Baum hat „keine Chance“: Stadt muss riesige Buche im Calwer Stadtgarten fällen – und zwar bald

Schwache Wurzeln, kaputte Rinde, lichte Krone – die Buche am Georgenäum steht unsicher, und wird deshalb gefällt.
Felix BiermayerDie Buche am unteren Eingang des Calwer Stadtparks ist weithin sichtbar. Sie überragt das benachbarte Georgenäum deutlich. Der Stamm ist dick. Der Baum hat wohl einiges der 950-jährigen Calwer Stadtgeschichte miterlebt.
In der jüngsten Sitzung des Bau- und Umweltausschusses hatte Oberbürgermeister Florian Kling bezüglich des Baums schlechte Nachrichten: „Die Buche muss gefällt werden.“
„Es gibt keine Chance“
Der Grund sei eine fehlende Standfestigkeit, sagte Kling. Die sei schon vor zwei Jahren überprüft worden.
Seither sei der Baum weiter abgestorben. „Es gibt keine Chance, dass die Buche wieder kommt“, sagte der Calwer Oberbürgermeister. Die Fällung sei der einzige Weg. Das sei „schmerzhaft“, weil es sich um einen „schönen Baum“ handele.

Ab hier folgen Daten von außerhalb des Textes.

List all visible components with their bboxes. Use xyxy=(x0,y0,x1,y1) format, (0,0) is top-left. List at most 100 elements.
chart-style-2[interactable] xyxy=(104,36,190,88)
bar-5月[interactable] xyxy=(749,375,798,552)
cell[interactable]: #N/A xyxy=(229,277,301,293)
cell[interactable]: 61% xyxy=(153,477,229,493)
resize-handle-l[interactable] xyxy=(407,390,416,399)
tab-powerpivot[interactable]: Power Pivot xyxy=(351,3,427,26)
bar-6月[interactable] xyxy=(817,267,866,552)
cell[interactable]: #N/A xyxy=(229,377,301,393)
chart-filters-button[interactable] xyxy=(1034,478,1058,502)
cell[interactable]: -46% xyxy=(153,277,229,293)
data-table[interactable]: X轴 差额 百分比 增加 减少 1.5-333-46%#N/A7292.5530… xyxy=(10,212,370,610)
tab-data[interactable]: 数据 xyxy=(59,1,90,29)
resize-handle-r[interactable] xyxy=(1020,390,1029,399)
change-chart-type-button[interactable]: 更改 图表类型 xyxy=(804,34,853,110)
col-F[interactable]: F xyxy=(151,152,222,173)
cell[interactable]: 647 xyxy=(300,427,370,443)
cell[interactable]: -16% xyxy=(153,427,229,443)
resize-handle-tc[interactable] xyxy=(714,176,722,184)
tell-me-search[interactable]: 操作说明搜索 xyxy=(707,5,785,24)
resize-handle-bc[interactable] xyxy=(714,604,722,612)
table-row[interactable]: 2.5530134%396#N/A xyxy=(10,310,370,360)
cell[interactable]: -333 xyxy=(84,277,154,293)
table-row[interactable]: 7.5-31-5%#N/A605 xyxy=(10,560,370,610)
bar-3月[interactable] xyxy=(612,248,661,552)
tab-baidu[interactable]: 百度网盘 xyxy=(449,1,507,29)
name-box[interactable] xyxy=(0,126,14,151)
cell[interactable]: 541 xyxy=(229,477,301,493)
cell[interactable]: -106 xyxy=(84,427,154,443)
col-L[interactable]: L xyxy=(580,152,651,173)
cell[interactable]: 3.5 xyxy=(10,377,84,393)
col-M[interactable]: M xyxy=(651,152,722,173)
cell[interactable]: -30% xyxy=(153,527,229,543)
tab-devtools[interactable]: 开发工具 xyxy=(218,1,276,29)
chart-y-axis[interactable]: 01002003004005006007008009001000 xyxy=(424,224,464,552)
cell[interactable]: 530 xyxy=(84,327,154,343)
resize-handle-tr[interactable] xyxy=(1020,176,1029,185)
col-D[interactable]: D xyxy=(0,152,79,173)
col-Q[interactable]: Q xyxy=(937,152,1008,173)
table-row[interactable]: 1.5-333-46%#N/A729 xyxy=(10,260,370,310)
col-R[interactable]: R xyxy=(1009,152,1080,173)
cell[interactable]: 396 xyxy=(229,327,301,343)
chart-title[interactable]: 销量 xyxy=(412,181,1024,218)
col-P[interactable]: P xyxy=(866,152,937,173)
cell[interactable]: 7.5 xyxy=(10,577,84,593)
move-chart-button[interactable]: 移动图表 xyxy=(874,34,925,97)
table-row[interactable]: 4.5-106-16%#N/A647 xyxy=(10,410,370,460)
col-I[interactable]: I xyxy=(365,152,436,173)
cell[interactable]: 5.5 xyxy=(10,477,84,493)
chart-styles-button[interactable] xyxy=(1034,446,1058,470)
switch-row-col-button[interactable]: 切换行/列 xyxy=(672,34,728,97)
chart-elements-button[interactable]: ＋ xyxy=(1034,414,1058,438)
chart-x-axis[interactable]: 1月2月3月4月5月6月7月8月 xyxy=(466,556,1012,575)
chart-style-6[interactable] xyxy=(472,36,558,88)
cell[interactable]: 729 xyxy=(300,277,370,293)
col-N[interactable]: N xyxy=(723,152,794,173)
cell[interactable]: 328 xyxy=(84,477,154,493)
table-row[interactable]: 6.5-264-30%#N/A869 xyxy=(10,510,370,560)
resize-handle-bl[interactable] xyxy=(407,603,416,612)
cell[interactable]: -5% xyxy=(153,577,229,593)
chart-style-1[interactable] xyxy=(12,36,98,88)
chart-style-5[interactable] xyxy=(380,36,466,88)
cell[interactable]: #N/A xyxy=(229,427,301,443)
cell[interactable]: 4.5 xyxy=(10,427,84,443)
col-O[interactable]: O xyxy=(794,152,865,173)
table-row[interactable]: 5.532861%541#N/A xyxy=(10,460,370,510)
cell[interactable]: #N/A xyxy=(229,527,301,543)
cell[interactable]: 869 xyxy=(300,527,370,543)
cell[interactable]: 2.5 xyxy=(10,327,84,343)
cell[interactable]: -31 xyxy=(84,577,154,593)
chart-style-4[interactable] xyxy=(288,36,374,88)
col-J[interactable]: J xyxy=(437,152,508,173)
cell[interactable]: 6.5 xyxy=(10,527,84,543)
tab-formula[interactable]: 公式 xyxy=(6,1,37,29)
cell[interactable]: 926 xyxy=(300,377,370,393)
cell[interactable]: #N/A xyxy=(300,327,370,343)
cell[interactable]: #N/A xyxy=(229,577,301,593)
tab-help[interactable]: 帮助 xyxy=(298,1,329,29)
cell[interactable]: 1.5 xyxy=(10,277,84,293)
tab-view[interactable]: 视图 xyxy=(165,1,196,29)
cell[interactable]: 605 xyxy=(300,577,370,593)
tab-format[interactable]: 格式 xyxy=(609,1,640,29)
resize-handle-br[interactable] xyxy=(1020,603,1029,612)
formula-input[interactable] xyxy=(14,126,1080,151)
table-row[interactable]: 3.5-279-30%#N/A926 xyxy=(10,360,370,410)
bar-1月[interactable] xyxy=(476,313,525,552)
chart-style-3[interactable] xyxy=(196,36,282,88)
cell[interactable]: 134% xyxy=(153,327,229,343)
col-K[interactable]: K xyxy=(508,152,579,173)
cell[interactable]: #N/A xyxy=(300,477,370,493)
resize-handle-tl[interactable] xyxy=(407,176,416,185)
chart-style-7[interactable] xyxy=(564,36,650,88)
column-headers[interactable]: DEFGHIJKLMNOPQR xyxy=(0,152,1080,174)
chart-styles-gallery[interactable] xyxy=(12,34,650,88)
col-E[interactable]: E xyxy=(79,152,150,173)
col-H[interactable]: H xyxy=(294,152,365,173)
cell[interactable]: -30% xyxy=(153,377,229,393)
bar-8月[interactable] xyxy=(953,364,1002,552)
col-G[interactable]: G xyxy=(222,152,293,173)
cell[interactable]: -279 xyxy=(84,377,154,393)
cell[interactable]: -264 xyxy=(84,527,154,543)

Der Buche haben im Laufe der Jahre viele Dinge zugesetzt. Die Stadt zählt sie in einer Pressemitteilung auf.
Abgestorben, Pilzbefall, schwache Wurzeln und Krone
Erstens: großflächig abgestorbene Rinde von der Wurzel bis zur Krone.
Zweitens: Befall mit dem holzabbauenden Pilz Austernseitling. „Dieser Pilz schwächt die Holzstruktur nachhaltig und kann in Verbindung mit weiteren möglichen Schadpilzen die Stabilität des Stammes erheblich beeinträchtigen“, steht in der Mitteilung.
Drittens: Das Wurzelwerk ist in Richtung Süden, dort steht das Georgenäum, nur schwach ausgebildet.
Viertens: Der Baumwipfel ist licht. Die Äste werden nicht mehr ausreichend versorgt. Der Buche geht es ganz offensichtlich nicht gut.
Erhöhte Belastung
Und den Baum trifft ein weiteres Problem, wie die Pressemitteilung erklärt. Denn durch den Wegfall benachbarter Bäume verändert sich die Windströmung im Gelände. Das erhöht die Belastung für die Buche am unteren Ende des Stadtparks.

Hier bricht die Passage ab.